Les réseaux denses formés par les liens commerciaux, financiers, scientifiques et universitaires entre les États-Unis et la Chine feront qu’il sera difficile pour une partie d’infliger du mal à l’autre sans se blesser dans le processus. Comme l’a écrit Joe Nye, « l’Amérique peut dissocier les risques de sécurité comme Huawei de son réseau de télécommunications 5G, mais essayer de restreindre tous les échanges avec la Chine serait trop coûteux. Et même si briser l’interdépendance économique était possible, nous ne pouvons pas découpler l’interdépendance écologique qui obéit aux lois de la biologie et de la physique, pas de la politique.

Le président Joe Biden utilisera probablement les défis posés par la Chine pour stimuler son programme de résilience nationale. Il n’est pas un idéologue, cependant, et il est peu probable qu’il limite sa propre flexibilité en peignant le monde avec des lignes de séparation permanentes en noir et blanc.
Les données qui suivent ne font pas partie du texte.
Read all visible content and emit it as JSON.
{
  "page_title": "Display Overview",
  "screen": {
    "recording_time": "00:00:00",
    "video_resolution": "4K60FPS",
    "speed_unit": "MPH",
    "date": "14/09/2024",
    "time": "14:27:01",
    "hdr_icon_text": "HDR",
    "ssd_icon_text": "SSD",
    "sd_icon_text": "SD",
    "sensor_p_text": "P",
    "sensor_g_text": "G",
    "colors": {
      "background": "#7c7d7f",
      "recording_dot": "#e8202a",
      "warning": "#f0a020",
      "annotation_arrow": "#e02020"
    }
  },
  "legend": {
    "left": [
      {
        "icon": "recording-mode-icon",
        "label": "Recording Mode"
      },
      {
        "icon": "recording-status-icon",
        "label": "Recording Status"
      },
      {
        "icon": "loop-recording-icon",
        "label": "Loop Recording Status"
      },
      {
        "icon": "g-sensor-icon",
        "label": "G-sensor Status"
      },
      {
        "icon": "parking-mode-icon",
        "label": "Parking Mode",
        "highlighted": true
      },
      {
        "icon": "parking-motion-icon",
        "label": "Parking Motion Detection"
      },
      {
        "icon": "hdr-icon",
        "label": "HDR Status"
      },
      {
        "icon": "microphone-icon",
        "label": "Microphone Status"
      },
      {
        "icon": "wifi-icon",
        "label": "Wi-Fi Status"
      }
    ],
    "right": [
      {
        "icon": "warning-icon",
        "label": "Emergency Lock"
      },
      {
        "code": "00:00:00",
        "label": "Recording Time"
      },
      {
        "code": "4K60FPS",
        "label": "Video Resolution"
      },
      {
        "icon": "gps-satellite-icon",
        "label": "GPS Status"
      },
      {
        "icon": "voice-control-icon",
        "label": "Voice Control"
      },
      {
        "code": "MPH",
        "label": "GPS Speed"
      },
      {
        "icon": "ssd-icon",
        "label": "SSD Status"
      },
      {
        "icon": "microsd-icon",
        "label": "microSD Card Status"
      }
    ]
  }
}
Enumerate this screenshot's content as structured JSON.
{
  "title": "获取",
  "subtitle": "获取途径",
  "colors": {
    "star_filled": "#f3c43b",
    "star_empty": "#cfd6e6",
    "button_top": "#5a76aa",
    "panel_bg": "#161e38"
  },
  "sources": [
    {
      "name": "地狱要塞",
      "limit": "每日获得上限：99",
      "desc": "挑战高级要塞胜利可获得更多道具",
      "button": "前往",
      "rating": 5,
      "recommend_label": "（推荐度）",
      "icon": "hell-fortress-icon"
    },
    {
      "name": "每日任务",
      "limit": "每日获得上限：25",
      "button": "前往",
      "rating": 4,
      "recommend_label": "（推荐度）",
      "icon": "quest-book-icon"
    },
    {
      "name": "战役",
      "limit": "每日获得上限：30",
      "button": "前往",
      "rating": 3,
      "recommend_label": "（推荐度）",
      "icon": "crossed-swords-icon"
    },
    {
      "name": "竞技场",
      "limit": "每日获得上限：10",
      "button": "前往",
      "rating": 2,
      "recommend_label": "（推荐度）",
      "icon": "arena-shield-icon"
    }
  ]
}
L’équipe Biden sait qu’il sera plus difficile de réaliser des progrès sur de graves défis mondiaux tels que le changement climatique, les pandémies et la reprise économique mondiale inclusive sans relations pragmatiques avec des États non démocratiques.

Des améliorations majeures à court terme des relations américano-chinoises sont peu probables, à moins d’une modération inattendue du comportement de Pékin. Dans le même temps, il est également peu probable que la relation bascule vers une hostilité pure et simple, à moins d’un événement dramatique imprévu, tel qu’un acte d’agression chinois contre un partenaire de sécurité américain.

Les relations sino-américaines vont être dures et tendues. Aucune des deux parties n’est susceptible d’offrir des concessions au service de relations plus harmonieuses. Dans le même temps, l’équilibre des intérêts des deux côtés contrôlera probablement les impulsions hostiles, plaçant la relation dans un état de concurrence durcie qui coexiste avec une conscience mutuelle que les deux côtés seront impactés – pour le meilleur ou pour le pire – par leur capacité à faire face défis communs.